水守人の皆さんは、ご自由に町を見回って頂いて結構です。夕方には、一旦神殿に戻ってきて下さい」
「はいよ!よしお前ら、行くぞ!」
「あっ、待ってよ兄さん!」
水守人達は、はしゃぎながら外へ消えていった。
「いい家族だな」
「そうね。さあ、食事にしましょう。長、すぐにお作りします」
「いえ、まずは寝ましょう。食事はその後でもいいわ」
「…わかりました。では、おやすみなさい」
「ええ、おやすみ。…夜じゃないけどね」
「ふふっ。では、お先に失礼しますね」
「あ、待って下さいラニイ!」
「…妹様?何でしょう?」
「ティーサさんが、あなたを心配していましたよ。
寝る前に、彼女に一言かけてあげて下さい」
「わかりました。ありがとうございます」
ラニイはそう言って、自分の部屋に戻っていった。
「さて、俺達も寝るか」
「そうですね。あ、私達は前と同じ部屋を使っていいんですよね?」
「ええ。しっかり休んでちょうだい」
そして、前と同じ部屋のベッドに潜った。
アレイはさっきまであんなに元気だったが、ベッドに入るとあっという間に寝てしまった。
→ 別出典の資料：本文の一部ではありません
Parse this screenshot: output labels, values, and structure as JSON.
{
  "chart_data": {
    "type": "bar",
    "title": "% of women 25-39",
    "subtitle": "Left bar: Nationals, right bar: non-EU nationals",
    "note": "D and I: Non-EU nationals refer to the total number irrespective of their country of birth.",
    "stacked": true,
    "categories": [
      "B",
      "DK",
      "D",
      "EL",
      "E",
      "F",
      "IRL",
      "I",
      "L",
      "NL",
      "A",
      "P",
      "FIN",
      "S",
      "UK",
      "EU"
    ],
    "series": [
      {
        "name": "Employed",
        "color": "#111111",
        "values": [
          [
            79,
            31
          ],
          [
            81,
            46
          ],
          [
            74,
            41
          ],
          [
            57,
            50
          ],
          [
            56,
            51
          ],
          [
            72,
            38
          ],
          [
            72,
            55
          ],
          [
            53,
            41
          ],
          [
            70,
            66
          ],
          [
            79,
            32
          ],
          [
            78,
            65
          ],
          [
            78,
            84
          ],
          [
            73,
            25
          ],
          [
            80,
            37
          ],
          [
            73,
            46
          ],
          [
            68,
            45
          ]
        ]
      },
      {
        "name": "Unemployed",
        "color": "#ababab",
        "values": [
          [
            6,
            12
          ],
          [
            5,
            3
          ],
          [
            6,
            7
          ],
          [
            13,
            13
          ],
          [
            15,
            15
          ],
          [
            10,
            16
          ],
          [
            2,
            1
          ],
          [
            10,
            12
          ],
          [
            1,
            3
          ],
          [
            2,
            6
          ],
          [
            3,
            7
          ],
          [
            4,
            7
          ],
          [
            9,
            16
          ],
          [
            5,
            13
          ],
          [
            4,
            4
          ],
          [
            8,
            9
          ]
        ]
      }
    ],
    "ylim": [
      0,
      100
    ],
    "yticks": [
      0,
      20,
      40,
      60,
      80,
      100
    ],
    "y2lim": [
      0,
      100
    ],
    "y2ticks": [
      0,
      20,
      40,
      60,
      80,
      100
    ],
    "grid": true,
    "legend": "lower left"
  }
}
俺は…相変わらず寝付きが悪かったが、それでも普段と比べれば圧倒的に早く寝付けた。
体が寝たがっていたのだろうか。
そして、夜が明けた…!
世界観・水神殿
水兵の町に存在する巨大な施設。外見が神殿のようであることからその名がついているが、祭祀施設ではなく町の水兵の長の住居として使われている。
その大きさもさながら、町を見渡せる所に築かれている事が多く、丘陵や台地にポツンと存在しているためとても目立つ。
内部は非常に広大でたくさんの部屋があり、長の客人はここに呼ばれる。
その性質上、実質的には水兵長の城であるとも言える。